Many small business owners dismiss market research as a complicated effort that produces unneeded and unnecessary details at an unjustified expense. Others believe that research into who and where their customers are will not tell them anything they didn’t already know.
The fact is that market research, such as a survey made with software like this https://www.qualtrics.com/core-xm/survey-software/ offering from Qualtrics, does not just paint a picture of who the customers are and how they behave, it puts those customers and others into the context of economic trends and how market factors will affect their behavior. This knowledge is vital to a business plan and helps define what it takes to be a successful small business owner.
The U.S. Small Business Administration says a market research project should begin with some basic demographics of those people most likely to be interested in your product or service. This includes age, family type, household income, hobbies and interests and anything else that connects a product or service to a customer.
Next, the project should attempt to answer a few basic questions, including:
- Demand: Is the product or service something that people are actually interested in buying now and in the future? Research models like The Kano Model are useful to gauge demand in products or services.
- Size of market: Is the product or service of interest to a wide range of people or more of a niche offering?
- Economic context: Do current and future income and employment indicators shows customers with the income to purchase, or is it only for upper income buyers?

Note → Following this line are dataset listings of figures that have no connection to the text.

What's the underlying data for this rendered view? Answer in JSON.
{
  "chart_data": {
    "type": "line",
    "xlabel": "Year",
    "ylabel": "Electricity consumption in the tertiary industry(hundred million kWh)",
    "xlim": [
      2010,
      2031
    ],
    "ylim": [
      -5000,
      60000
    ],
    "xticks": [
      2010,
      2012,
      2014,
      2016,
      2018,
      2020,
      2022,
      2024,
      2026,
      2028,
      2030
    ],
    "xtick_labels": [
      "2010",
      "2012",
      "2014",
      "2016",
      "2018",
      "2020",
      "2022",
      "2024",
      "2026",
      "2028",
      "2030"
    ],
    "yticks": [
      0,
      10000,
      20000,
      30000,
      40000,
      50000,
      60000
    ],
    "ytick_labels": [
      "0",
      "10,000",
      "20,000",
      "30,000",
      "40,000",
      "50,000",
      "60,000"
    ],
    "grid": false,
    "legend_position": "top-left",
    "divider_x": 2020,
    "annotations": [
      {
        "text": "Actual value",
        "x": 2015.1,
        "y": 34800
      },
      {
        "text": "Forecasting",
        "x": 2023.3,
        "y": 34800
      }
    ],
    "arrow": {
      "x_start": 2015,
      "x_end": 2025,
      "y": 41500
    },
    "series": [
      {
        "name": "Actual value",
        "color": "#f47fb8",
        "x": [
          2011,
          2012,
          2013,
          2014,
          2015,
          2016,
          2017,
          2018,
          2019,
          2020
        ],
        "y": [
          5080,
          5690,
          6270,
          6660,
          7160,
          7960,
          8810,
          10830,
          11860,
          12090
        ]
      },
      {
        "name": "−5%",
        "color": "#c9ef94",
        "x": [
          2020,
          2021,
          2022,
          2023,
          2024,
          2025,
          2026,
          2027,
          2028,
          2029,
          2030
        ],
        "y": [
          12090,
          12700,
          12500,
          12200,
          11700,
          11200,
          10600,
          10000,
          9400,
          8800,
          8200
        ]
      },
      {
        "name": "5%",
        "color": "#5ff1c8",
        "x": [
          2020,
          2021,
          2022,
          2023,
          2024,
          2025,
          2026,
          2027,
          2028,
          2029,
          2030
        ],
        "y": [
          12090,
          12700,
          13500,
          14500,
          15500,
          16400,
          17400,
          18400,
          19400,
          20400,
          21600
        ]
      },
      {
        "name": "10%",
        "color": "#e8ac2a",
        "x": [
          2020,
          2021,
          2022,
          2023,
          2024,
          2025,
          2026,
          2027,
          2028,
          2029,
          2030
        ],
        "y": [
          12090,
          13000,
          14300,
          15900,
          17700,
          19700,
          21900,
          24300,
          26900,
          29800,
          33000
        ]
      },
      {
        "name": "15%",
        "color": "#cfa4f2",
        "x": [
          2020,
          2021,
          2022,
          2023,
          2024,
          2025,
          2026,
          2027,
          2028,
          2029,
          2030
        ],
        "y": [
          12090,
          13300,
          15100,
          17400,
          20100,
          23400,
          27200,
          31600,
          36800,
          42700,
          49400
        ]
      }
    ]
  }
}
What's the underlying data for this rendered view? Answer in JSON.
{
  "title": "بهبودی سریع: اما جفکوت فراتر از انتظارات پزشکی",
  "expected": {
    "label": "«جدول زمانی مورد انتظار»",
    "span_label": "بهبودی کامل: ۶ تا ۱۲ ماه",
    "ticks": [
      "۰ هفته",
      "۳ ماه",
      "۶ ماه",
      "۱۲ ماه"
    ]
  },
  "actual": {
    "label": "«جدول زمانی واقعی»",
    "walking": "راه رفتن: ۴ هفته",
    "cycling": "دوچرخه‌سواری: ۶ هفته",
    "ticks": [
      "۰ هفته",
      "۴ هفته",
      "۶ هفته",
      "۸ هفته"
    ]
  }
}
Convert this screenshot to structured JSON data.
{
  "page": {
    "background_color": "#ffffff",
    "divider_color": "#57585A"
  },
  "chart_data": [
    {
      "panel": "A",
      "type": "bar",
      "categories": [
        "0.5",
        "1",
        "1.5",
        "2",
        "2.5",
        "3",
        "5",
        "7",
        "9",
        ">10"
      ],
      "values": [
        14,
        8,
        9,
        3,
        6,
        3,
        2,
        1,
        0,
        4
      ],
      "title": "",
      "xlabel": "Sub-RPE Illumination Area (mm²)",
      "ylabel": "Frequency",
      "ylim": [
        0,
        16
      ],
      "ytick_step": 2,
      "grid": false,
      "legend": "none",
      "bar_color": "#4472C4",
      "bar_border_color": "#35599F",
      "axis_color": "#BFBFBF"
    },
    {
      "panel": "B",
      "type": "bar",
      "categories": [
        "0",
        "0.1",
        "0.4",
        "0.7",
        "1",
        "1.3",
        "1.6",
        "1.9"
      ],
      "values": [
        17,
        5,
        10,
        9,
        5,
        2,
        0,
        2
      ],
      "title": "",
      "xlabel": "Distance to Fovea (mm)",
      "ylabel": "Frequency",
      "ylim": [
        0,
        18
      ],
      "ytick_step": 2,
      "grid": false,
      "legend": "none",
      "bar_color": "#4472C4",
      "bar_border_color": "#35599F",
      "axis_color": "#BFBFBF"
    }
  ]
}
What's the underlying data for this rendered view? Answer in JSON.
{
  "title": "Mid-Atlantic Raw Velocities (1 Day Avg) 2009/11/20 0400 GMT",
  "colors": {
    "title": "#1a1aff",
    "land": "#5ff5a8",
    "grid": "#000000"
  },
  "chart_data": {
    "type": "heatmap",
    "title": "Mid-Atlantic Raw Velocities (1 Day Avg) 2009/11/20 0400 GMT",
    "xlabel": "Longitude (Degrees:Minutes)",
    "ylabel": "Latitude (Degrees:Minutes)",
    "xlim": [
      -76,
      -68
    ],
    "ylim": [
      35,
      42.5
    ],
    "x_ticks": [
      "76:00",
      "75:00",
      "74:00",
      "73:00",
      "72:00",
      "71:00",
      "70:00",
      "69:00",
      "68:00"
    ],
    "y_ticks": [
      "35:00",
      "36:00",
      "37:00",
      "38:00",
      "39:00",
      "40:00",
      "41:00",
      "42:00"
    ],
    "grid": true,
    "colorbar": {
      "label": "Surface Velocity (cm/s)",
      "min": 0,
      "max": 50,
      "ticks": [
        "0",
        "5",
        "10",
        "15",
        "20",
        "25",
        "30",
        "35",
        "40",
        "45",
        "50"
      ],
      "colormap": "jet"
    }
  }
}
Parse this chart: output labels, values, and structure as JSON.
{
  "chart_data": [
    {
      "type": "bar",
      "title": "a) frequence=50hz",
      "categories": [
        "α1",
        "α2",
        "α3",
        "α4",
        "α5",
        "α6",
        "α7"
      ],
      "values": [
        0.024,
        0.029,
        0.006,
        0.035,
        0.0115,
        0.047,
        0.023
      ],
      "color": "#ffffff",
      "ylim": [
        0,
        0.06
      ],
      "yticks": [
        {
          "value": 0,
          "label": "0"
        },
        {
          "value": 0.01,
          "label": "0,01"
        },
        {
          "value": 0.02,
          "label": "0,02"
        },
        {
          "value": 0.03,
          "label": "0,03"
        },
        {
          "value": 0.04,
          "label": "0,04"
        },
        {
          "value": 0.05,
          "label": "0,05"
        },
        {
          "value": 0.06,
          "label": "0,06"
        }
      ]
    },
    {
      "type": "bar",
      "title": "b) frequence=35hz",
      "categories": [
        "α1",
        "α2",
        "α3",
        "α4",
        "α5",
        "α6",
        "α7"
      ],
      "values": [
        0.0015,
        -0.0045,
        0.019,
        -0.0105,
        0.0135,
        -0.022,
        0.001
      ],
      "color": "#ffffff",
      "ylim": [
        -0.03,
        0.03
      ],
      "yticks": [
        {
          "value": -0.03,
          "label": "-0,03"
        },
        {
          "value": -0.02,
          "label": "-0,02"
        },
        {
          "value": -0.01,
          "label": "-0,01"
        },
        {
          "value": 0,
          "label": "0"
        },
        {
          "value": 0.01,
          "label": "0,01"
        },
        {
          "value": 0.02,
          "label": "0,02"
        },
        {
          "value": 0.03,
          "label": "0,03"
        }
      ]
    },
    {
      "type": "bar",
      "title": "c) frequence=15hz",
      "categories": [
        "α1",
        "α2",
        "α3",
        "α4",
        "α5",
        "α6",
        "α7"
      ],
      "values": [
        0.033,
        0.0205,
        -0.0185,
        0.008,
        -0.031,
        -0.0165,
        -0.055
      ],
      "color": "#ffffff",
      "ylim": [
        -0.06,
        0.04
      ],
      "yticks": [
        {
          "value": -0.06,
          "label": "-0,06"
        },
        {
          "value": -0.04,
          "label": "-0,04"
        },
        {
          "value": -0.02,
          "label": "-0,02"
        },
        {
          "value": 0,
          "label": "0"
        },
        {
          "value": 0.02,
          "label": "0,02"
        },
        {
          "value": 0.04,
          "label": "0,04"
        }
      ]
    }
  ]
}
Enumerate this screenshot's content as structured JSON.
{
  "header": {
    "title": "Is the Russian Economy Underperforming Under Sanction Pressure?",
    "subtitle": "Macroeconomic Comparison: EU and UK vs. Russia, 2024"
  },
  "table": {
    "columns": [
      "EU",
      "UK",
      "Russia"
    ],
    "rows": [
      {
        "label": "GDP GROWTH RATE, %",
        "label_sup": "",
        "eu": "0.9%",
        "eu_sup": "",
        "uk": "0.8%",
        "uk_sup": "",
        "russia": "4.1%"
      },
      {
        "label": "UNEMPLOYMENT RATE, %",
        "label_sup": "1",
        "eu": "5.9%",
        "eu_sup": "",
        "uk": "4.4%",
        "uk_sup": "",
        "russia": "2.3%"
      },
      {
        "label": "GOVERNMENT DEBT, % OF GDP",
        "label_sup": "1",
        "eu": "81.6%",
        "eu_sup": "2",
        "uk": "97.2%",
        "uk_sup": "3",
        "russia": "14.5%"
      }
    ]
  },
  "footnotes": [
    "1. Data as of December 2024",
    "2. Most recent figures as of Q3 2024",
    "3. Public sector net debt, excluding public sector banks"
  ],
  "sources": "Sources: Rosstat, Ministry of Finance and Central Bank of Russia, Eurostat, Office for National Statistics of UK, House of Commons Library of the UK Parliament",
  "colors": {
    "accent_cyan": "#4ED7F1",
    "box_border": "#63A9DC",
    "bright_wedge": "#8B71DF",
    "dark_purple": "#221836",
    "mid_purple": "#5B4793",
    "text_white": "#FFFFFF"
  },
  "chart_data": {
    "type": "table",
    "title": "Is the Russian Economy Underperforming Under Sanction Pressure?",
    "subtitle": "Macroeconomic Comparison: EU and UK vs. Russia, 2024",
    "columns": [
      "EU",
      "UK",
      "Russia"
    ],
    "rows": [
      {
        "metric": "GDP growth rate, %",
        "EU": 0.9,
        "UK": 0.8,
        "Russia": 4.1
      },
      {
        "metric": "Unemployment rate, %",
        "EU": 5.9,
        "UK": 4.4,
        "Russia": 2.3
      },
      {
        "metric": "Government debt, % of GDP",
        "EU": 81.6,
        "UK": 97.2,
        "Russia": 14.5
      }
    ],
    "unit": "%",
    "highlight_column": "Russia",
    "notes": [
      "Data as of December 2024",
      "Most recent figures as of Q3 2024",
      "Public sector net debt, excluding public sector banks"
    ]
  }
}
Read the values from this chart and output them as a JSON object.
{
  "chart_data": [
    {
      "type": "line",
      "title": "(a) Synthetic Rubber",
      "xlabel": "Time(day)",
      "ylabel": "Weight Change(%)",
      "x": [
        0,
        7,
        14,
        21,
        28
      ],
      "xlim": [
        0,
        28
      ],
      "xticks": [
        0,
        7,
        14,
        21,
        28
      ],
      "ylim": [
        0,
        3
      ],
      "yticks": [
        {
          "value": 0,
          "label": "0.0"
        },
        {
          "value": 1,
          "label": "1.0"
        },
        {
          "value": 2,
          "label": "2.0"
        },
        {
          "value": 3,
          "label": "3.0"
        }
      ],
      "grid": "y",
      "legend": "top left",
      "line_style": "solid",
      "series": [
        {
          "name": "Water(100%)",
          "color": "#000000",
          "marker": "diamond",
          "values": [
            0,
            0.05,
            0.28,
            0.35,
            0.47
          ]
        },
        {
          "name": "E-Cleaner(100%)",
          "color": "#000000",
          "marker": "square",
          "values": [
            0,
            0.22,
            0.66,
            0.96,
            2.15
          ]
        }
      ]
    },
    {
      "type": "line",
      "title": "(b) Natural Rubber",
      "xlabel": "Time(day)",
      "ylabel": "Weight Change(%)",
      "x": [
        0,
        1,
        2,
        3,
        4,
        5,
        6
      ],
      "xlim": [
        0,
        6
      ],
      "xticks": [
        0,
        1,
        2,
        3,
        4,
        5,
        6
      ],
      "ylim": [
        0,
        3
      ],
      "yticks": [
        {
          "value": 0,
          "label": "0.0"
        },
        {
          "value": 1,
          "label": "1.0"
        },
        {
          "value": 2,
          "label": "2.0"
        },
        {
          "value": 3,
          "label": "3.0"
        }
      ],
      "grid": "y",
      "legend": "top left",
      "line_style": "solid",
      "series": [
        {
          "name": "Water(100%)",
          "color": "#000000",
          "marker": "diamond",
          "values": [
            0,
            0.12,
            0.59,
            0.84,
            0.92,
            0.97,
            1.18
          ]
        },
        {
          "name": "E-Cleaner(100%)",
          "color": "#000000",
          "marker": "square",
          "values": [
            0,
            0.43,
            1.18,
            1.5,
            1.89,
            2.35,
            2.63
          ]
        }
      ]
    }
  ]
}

- Access and location: For a brick-and-mortar business, are customers nearby or is demand sufficient to draw customers from a distance? Is the product or service something customers would expect to be available online?
- Competitive pricing: If there is a similar product or service in the area, what is the going rate?
Free Data Available
Some basic research can be done by the business owner directly. However, a variety of market specific and up-to-date data are available for free through the SBA’s small business guide pages.